É a partir deste fato histórico que se desenrola a ficção, passada em 1968 e disponível desde novembro do ano passado no streaming. Seu protagonista é João Vidal (Miguel Nunes), filho de Henrique Vidal (Marcello Urgeghe), um integrante do alto escalão da ditadura protofascista de Antonio Oliveira Salazar. Após servir na guerra colonial no Guiné, João passa a simpatizar com o movimento comunista, sendo recrutado pela KGB para ser espião em seu país. Consegue, graças a influência do pai, um emprego como engenheiro na RARET, de onde passa boicotar seu funcionamento e enviar informações para Moscou. 

"A guerra não se faz só com armas e aí entramos nós”. Assim Gonçalo (Afonso Pimentel), amigo e colega de trabalho de João, resume os objetivos da rádio. Entre dramas amorosos, cenas de suspense, tramoias políticas e situações que remetem aos costumes machistas do interior luso da época, “Glória” levanta uma antiga e perene questão: até aonde é justificável ir em nome de uma ideologia, seja ela qual for?

De família de alta sociedade, João é um idealista, incomodado com o racismo, a opressão e a injustiça social que Lisboa impõe às suas colônias africanas. Bonito, bondoso, educado, amoroso e gentil com todos, vê-se obrigado a matar, sequestrar, usar da força física, além de bem jogar o jogo de sedução, em prejuízo até de mulheres que pouco têm a ver com o enfrentamento político. Tudo com o intuito de concretizar as missões designadas pelo sombrio Alexander Petrovsky (Adriano Luz), seu recrutador e chefe direto dentro da agência de inteligência soviética.

É inegável o apelo da trama a clichês, como retratar ricos "bons moços" engajados em lutas sociais de esquerda. É compreensível, porém, esse artifício, dados os inúmeros jovens de classe média e alta que não só optaram pela causa socialista como entraram para a luta armada em meados do século passado. A legitimidade de certas ações de grupos revolucionários acarreta debates até hoje não apenas na dramaturgia. No decorrer dos dez episódios, a contradição entre esses dois lados do protagonista adquire contornos mais fortes.

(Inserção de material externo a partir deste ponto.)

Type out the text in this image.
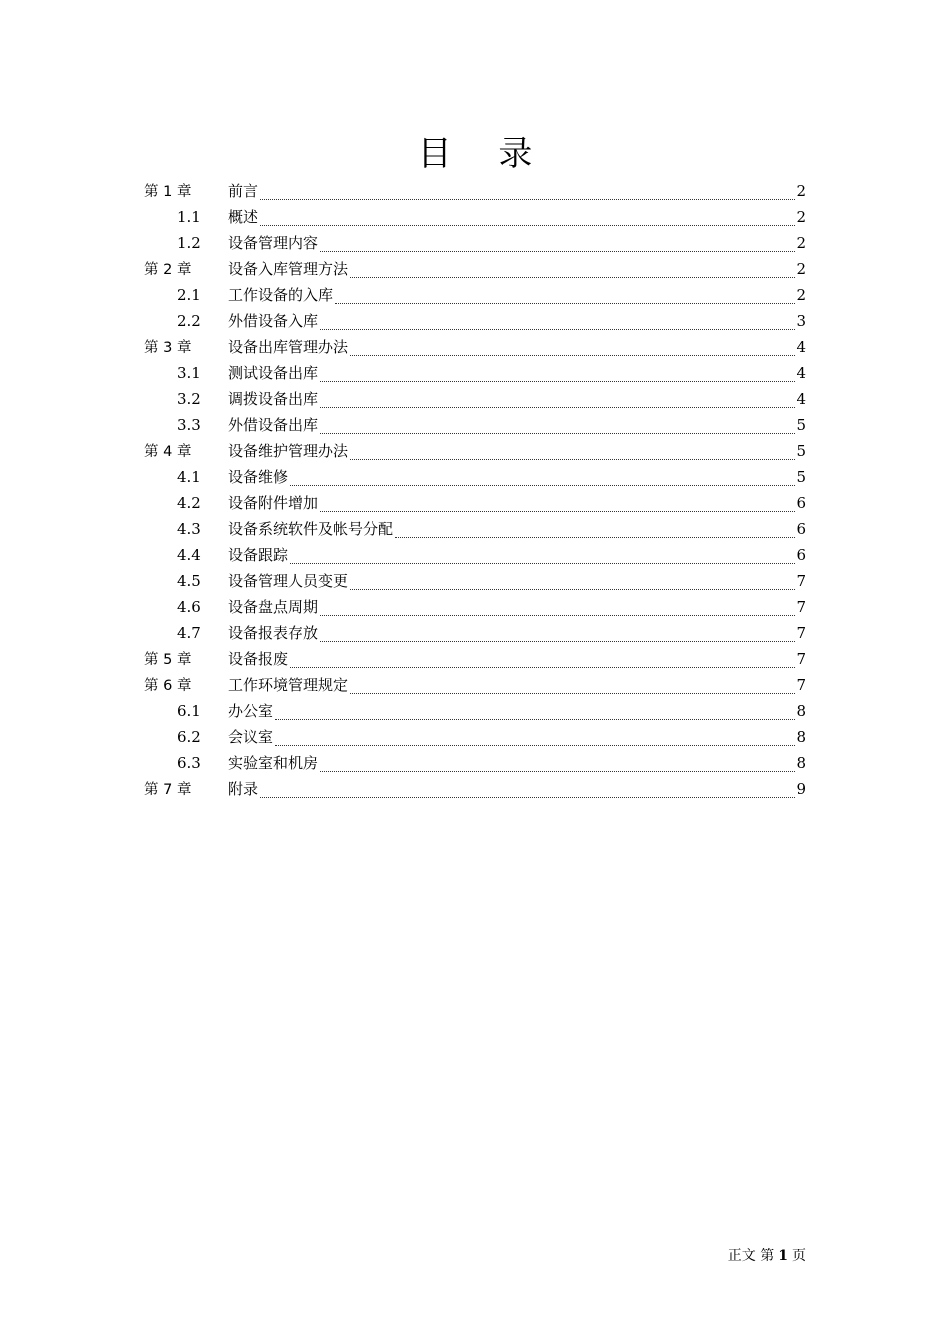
目 录
第 1 章	前言	2
1.1	概述	2
1.2	设备管理内容	2
第 2 章	设备入库管理方法	2
2.1	工作设备的入库	2
2.2	外借设备入库	3
第 3 章	设备出库管理办法	4
3.1	测试设备出库	4
3.2	调拨设备出库	4
3.3	外借设备出库	5
第 4 章	设备维护管理办法	5
4.1	设备维修	5
4.2	设备附件增加	6
4.3	设备系统软件及帐号分配	6
4.4	设备跟踪	6
4.5	设备管理人员变更	7
4.6	设备盘点周期	7
4.7	设备报表存放	7
第 5 章	设备报废	7
第 6 章	工作环境管理规定	7
6.1	办公室	8
6.2	会议室	8
6.3	实验室和机房	8
第 7 章	附录	9
正文 第 1 页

Igualmente lugar comum é forçar nas cores de personagens espiões soviéticos, sempre solitários, sisudos, enigmáticos, maquiavélicos, vestidos com sobretudos negros e prontos para assassinar, em contraste com funcionários da CI de perfis menos maniqueístas, divididos entre o "dever com a pátria líder do mundo livre" e a vida social e familiar, em meio a relacionamentos amistosos com empregados e churrascos para conquistar a vizinhança. Assim são contrapostos o russo Alexander e o casal americano Anne e James Wilson. Ah, claro, não poderia deixar de haver também uma linda e fria espiã russa que usa seus dotes físicos para obter segredos.

Apesar dos chavões, “ Glória” tem o diferencial de nos brindar com algo pouco conhecido no Brasil, em que pese as relações umbilicais com Portugal: um pouco da História de nossa ex-metrópole. Ainda que de forma tangencial, mostra-nos o clima repressivo do dia a dia do Estado Novo (1933-1974), regime comandado pelo "professor Salazar", ideólogo e líder do integralismo luso. Movimento ultraconservador de cunho nacionalista e católico, o salazarismo baseava-se na Doutrina Social da Igreja e inspirou o integralismo brasileiro de Plínio Salgado. Hoje reverberado pelo bolsonarismo, o lema “Deus, Pátria e Família" foi importado de Salazar por Salgado.

"A ordem não é produto espontâneo da sociedade, mas filha da inteligência e da autoridade", disse certa vez Salazar, frase, na série, capaz de mudar por alguns instantes os ânimos de uma alegre conversa informal entre João, Gonçalo e amigos após o primeiro revelar sua autoria. De forma direta e indireta, através de ações, ameaças e diálogos que espelham o temor da população, são retratados os métodos da PIDE, a policia política de Salazar que matava e torturava inimigos do regime, muitas vezes em apoio ou contrapondo-se à CIA. 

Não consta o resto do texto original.